There was always one older gentleman with glasses and fake teeth at the shop talking politics. Overall he was a nice guy. He was constantly trying to get people to buy his book. I later discovered he was a legit Cannabis legend, Richard Eastman. He was one of the original activists who had helped make medical marijuana a reality in California.


One day when we arrived Mrs. Quiggle looked upset.


"I have bad news my friends." Mrs. Quiggle told us.


"The city of Long Beach has decided to shut us down."

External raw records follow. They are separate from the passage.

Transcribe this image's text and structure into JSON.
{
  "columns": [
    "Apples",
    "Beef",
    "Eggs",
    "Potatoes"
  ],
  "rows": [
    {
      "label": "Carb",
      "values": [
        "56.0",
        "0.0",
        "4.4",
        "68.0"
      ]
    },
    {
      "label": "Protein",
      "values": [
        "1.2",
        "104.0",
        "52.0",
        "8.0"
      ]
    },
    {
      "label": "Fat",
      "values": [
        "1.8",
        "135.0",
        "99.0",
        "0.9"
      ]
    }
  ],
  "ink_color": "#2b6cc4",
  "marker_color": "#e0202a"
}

"Why what happened?" I asked.


"Long Beach passed a law limiting the number of dispensaries in the city. They claimed they did a random draw to decide which shops were allowed to remain open. Suspiciously enough all the shops that were selected to remain open were places that city council members had personal investments in. It's corruption at it's finest." Mrs. Quiggle explained.


"That's bullshit!" Sara commented.


"There is a big city council meeting next week on Wednesday. We have been allowed a chance to speak and defend our claims. We could really use your support." Mrs Quiggle replied.


"Of course we will be there!" Sara and I told her.


I remember it was raining really hard that day at the city council meeting. I had a big jacket on and Sara and I sat in the row behind the Quiggles. Richard Eastman got up and gave a passionate plea attempting to convince the city council to change their minds.


Despite overwhelming support and love from the community, the shop lost all petitions to stay open and had to close.


On one of the last days they were opened, Mrs. Quiggle presented Sara and I with one of the custom display jars they used in the shop. It had the Quiggles logo drawn across the top.


"Keep it as a souvenir so you'll always remember us." Mrs. Quiggles told me.


"I also thought you might like these heels. I had a dream that you would need them. Perfect for a cannabis queen."


Mrs. Quiggle randomly gave Sara a pair of Green high heels.


"What will you do now that the shop is closing?" Sara asked Mrs. Quiggle.


"We are thinking about moving back to Ohio. They are working on their own legalized weed out there and it might be a good opportunity for an experienced business." she told us.


A few weeks later we tried to come back one more time only to discover the doors and windows boarded up and the Quiggles sign removed.


Many years later I found an article in a cannabis magazine about the Quiggles and how they started a successful cannabis business in Ohio.